69 The figures provided in Exhibit "G" are gross figures before tax. No attempt has been made to place appropriate figures net of tax before the Court. Allowing 25% for tax produces a figure of $9,205.50 which must be reduced for adverse vicissitudes. I would allow the amount of $8,000.00. In arriving at this figure I note that in 1996 the plaintiff commenced a three year degree course at Sydney University in Health Science which she successfully completed in 1999. This course was undertaken whilst the plaintiff was engaged in full-time employment. I would allow no loss of overtime for 1996.

70 Exhibit "G" details 61.5 days of sick leave said to be referable to the plaintiff's fractured ankle during 1994 and 46.6 hours of sick leave similarly lost in 1995. The calculation of time lost at $105.9 per day and $15.13265 per hour respectively, produces a total figure of $7,218.03. Once again this is a gross figure and no attempt has been made to place before the Court any evidence of the appropriate tax rate for the plaintiff. However, allowing 25% for income tax the amount allowed is $5,414.00.

71 Loss of sick leave entitlements is a lost benefit and does not comprise monies of which the plaintiff has been deprived. No allowance for interest on the loss of this entitlement is applicable.

72 A claim is made for domestic assistance rendered by the plaintiff's sixteen year old son during 1994. The claim is for 3-1/2 hours per day for five days of the week and 6 hours per day for each day of the week-end, i.e. 23.5 hours per week, in which the plaintiff's son is said to have undertaken the household cooking, cleaning and ironing in addition to the outside work of lawnmowing and gardening which it is said, by the plaintiff, he normally carried-out.
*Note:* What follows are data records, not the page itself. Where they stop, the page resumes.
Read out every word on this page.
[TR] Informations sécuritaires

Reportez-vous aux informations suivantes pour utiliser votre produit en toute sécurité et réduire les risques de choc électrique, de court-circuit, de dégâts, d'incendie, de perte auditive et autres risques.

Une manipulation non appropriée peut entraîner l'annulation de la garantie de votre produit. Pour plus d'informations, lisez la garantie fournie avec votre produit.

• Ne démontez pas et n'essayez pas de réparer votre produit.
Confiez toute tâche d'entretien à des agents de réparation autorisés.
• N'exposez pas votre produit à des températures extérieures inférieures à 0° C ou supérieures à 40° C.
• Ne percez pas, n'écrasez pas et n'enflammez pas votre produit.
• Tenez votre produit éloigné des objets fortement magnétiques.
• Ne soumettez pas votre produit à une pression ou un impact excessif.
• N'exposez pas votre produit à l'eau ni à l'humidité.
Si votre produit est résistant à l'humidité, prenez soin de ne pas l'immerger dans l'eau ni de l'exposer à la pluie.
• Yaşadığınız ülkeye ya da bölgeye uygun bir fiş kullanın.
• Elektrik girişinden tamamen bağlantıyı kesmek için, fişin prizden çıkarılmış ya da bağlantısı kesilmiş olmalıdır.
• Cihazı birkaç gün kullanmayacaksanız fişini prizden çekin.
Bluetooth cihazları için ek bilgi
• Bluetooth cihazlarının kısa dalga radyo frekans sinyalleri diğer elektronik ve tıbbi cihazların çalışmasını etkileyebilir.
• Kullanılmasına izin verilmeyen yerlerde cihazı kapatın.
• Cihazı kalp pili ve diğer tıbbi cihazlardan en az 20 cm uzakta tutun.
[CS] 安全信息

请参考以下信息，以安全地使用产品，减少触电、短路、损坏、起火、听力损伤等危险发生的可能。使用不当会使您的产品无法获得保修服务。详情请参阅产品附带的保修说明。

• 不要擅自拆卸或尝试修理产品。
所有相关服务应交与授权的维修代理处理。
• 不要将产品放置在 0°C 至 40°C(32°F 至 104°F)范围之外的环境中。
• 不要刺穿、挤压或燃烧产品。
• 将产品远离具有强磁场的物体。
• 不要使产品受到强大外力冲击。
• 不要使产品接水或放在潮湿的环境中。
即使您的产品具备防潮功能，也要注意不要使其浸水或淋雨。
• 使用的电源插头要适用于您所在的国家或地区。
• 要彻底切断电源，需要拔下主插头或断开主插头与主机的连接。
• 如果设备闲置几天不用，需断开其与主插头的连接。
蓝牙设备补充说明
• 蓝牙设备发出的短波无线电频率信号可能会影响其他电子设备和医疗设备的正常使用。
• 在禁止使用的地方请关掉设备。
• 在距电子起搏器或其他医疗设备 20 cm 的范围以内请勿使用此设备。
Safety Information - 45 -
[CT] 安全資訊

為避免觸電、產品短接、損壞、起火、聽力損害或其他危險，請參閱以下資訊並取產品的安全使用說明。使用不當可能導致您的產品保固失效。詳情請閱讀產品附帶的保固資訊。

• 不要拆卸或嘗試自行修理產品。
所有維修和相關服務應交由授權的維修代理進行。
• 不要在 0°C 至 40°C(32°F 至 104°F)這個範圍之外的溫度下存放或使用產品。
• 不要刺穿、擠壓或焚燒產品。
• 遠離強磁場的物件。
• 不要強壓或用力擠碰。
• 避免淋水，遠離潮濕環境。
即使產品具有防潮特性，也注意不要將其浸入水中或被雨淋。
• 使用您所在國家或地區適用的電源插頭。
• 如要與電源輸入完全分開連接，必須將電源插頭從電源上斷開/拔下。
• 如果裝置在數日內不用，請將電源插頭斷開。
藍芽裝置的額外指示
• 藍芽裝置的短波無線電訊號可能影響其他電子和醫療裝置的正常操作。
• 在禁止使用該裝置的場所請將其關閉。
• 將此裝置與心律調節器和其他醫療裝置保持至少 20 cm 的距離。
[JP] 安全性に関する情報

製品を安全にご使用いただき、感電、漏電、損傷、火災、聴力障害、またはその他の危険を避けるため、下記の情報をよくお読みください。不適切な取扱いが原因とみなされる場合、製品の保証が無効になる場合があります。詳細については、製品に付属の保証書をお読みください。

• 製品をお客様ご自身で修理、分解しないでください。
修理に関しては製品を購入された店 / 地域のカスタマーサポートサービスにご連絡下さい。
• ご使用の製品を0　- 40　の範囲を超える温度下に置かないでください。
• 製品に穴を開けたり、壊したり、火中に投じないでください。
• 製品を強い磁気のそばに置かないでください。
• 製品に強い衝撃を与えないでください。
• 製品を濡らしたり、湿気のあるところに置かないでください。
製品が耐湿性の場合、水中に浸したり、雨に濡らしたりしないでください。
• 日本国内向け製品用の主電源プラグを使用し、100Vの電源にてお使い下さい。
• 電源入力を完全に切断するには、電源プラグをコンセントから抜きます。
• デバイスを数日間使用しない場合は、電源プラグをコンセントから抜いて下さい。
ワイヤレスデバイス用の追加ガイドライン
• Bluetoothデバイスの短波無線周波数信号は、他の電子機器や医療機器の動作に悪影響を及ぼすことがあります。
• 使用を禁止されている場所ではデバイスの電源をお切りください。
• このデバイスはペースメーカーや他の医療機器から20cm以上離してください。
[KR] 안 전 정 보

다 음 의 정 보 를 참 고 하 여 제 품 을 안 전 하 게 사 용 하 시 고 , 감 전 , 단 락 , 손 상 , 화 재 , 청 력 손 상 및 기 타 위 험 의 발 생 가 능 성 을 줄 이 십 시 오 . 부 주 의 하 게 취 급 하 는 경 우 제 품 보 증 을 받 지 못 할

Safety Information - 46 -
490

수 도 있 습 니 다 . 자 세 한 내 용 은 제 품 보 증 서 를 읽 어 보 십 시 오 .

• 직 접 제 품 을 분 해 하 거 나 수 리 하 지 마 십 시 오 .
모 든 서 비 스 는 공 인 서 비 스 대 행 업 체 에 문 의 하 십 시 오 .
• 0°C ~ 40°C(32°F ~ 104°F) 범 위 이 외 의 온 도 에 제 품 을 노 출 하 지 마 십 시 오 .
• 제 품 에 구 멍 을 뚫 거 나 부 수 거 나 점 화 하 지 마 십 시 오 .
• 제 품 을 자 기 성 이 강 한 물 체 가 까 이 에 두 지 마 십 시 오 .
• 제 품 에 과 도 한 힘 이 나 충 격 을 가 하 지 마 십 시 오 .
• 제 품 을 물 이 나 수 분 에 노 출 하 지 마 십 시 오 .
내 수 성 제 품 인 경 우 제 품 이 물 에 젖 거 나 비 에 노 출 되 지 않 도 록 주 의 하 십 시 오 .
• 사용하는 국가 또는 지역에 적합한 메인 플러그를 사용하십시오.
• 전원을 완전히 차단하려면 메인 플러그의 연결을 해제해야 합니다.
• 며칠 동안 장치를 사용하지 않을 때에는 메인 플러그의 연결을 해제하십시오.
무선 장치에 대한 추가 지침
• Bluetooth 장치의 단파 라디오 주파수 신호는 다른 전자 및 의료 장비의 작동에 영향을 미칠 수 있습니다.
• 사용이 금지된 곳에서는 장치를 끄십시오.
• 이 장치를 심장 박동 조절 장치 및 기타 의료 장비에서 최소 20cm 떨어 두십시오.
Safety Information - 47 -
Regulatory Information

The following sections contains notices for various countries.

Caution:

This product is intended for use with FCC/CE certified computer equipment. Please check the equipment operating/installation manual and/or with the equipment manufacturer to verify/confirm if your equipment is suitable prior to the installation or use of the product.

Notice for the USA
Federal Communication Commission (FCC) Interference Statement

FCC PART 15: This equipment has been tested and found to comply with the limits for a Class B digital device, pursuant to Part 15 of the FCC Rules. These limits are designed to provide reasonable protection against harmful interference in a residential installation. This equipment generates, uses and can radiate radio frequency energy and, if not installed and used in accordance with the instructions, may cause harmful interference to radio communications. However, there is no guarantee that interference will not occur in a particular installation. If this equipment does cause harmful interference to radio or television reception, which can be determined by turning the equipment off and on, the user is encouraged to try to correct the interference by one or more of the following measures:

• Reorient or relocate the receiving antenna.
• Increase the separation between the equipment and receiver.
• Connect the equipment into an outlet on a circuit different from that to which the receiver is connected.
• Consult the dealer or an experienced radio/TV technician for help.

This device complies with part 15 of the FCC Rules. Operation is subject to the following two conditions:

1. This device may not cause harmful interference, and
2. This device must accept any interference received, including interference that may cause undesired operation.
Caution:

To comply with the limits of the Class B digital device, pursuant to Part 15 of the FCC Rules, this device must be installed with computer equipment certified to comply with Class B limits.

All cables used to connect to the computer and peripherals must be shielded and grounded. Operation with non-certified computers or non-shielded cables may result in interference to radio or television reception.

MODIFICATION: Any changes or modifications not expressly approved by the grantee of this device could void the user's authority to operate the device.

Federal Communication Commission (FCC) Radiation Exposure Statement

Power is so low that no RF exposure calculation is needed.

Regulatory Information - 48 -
73 The plaintiff's son did not give evidence and his absence was not explained. No evidence was called of appropriate rates for domestic assistance. The plaintiff's claim in this regard is in my view significantly exaggerated, however, I accept the need for some domestic assistance during periods of convalescence and would allow the amount of $2,000.00.

74 A claim is made for future analgesic medication. However, there is no evidence as to the cost of this medication and the plaintiff's evidence of frequency of use is quite imprecise. I would nevertheless allow an amount of $500 for future analgesic medication.

75 Summary of Damages

      1. General damages (pain and suffering) past, present and future, including interest on past pain and suffering $30,100.00

      2. Out-of-pocket expenses (physiotherapy) $ 150.00

      3. Loss of overtime earnings $ 8,000.00

      4. Loss of sick leave entitlement $ 5,414.00

      5. Past domestic assistance $ 2,000.00

      6. Future cost of analgesic medication $ 500.00
      Total $46,164.00

76 Accordingly had the plaintiff been entitled to a verdict the assessment of damages would have been as appears above.

77 There will be judgment for the defendant. The plaintiff is to pay the defendant's costs. I note that in his judgment delivered 17 June 1999 on the motion seeking transfer of the hearing of the case to the Supreme Court of Queensland Justice Barr ordered the defendant to pay the costs of the motion in an amount to be agreed or assessed.